The centerpiece of the IDX Initiative, the partnership between the National Centre of Indigenous Excellence (NCIE) and Telstra Foundation, the awards celebrate some of our brightest minds and forward-thinking entrepreneurs. The Telstra Foundation hosted several tables at the event and we were joined by luminaries from Indigenous culture, the media and the arts as we celebrated Indigenous innovation and ingenuity.
Under big lights and on the black carpet, 14 finalists from across Australia were recognised for their work in the innovation space, and Indigenous app developers, digital designers, entrepreneurs, online educators and virtual reality artists were selected as winners across seven award categories.
Let me introduce you to the 2017 National IDX Award winners.
Learnings and Education Award recipient Wayne Denning is a Birra Gubba man from Blackwater, Central Queensland and the owner and managing director of Carbon Media. Wayne conceived the STEM.I.AM program, designed to promote the study of STEM with Aboriginal and Torres Strait Islander children and youth around Australia.
Culture and Country Award recipient Victor Steffenson is based in North Queensland and the creator of the Living Knowledge Place, a community driven education site. Developed in collaboration with Elders from across Australia, the site addresses the need to make traditional and cultural knowledge practices accessible to the next generation by using modern technology.

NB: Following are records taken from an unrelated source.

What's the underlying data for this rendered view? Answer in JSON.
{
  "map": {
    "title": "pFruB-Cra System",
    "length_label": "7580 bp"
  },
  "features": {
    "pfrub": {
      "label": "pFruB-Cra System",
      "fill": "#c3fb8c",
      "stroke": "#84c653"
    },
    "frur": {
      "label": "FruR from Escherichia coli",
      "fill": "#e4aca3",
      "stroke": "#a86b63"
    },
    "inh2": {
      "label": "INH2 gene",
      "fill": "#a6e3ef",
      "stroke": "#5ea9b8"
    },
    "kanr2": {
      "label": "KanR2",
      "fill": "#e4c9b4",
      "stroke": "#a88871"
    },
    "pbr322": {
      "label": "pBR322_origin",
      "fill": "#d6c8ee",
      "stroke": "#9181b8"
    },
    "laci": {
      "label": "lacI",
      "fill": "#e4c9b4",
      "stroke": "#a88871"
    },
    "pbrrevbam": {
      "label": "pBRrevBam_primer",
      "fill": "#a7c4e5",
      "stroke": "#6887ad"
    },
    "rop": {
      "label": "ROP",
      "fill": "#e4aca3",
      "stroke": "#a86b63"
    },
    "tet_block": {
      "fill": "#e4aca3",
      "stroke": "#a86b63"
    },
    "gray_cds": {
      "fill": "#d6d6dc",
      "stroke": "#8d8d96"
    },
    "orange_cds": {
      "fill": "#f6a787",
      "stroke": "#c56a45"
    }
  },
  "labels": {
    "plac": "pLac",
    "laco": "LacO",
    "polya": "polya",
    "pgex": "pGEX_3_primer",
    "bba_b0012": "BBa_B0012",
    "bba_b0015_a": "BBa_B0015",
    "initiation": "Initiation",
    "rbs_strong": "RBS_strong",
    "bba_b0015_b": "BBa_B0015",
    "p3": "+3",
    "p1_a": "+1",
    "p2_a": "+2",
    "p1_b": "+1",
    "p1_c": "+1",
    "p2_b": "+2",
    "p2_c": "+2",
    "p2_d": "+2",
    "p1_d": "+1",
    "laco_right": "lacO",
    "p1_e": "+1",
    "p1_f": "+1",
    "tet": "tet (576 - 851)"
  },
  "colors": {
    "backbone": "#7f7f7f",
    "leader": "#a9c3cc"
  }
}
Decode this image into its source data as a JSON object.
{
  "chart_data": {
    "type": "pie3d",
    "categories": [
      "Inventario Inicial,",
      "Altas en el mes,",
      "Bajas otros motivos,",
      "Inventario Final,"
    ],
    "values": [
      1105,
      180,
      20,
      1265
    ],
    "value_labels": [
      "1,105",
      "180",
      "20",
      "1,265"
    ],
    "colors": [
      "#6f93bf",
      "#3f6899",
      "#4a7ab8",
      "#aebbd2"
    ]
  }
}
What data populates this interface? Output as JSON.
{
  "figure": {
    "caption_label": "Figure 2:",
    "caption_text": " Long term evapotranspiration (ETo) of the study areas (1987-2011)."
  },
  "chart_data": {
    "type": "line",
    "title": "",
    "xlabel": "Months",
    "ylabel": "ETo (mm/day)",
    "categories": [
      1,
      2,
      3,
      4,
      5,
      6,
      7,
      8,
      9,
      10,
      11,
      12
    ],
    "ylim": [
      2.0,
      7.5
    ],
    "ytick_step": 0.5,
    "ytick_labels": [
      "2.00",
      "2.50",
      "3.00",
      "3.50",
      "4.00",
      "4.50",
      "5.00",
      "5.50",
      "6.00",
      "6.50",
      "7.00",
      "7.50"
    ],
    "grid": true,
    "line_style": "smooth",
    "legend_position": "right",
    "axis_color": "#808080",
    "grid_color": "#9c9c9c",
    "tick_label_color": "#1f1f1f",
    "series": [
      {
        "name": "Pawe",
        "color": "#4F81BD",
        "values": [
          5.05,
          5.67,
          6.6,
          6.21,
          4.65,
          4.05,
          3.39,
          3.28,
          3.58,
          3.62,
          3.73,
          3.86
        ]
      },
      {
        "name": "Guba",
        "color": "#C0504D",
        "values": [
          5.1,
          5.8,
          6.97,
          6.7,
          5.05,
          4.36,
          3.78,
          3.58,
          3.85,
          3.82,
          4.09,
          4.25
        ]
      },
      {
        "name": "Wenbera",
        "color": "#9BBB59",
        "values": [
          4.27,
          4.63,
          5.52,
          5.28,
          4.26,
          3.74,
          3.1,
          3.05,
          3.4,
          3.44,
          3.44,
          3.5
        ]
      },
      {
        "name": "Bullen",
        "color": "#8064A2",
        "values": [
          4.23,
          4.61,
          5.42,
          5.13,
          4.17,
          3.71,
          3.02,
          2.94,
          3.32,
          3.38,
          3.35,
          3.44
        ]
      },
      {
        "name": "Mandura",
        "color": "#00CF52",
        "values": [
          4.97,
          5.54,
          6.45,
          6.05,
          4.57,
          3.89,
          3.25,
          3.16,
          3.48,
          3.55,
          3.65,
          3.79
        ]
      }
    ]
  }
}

Head to the centre of Australia where NT, SA and WA intersect and you will meet the women that form the NPY Women’s Council, and recipients of the Wellbeing Award. The women have developed a customisable language dictionary app that enables communication by providing words in Pitjatjantjara and Ngaanyatjarra and English translations to create a shared understanding of the language used to talk about feelings to improve the mental health and wellbeing of their people.
In Darwin, Young Innovator of the Year Brooke Ottley works as a digital designer. A Gunggari, Wuthathi and Torres Strait Islander woman, Brooke is a talented graphic designer who after almost 10 years’ in her field and a study tour in New York, has become Darwin’s most popular Airbnb host, hosting over 380 travellers in her own home.
Keep heading North, off the coast of Arnhem Land, NT and you will reach Galiwinku, Elcho Island and the home of Digital Elder of the Year Ernest Gondarra. Ernest learnt how to use a computer for the first time only in the last few years through the Arnhem Land Progress Association’s (ALPA) Plastic Fantastic program. Plastic Fantastic is an innovative recycling program that allows Elders and young people to learn skills in technology, while sharing the importance of caring for country. Ernest has used his new found skills in design and 3D printing, to create culturally significant objects for the Gatjirrk Cultural Festival.
In Sydney, Luke Briscoe, a proud Kuku-Yalanji man from Far North Queensland is the recipient of the Pathways and Employment Award. Luke founded the Indigenous owned and operated business INDIGI LAB to create innovative projects for social and environmental change through digital culture. Luke’s goal is to establish national Indigenous ethical guidelines in science and digital technology to support a better understanding, value and respect for Indigenous knowledge in these fields.
Finally head to Queensland’s capital and meet Dean Foley, this year’s recipient of the Entrepreneurship Award. A young Kamilaroi man from Brisbane, Dean is the founder of Australia’s first Indigenous Start-up Weekend and Bayaramal, Australia’s first Indigenous run accelerator for Indigenous businesses. The start-up event and incubator offer a platform for Indigenous entrepreneurs to showcase their ideas and skills, to learn and develop businesses that benefit them and their community.
The Telstra Foundation has committed $5 million over five years to the national IDX initiative, a partnership with the National Centre of Indigenous Excellence. This initiative supports Indigenous participation in the digital landscape and assists young Indigenous people to build careers in STEM – science, technology, engineering, maths – and arts.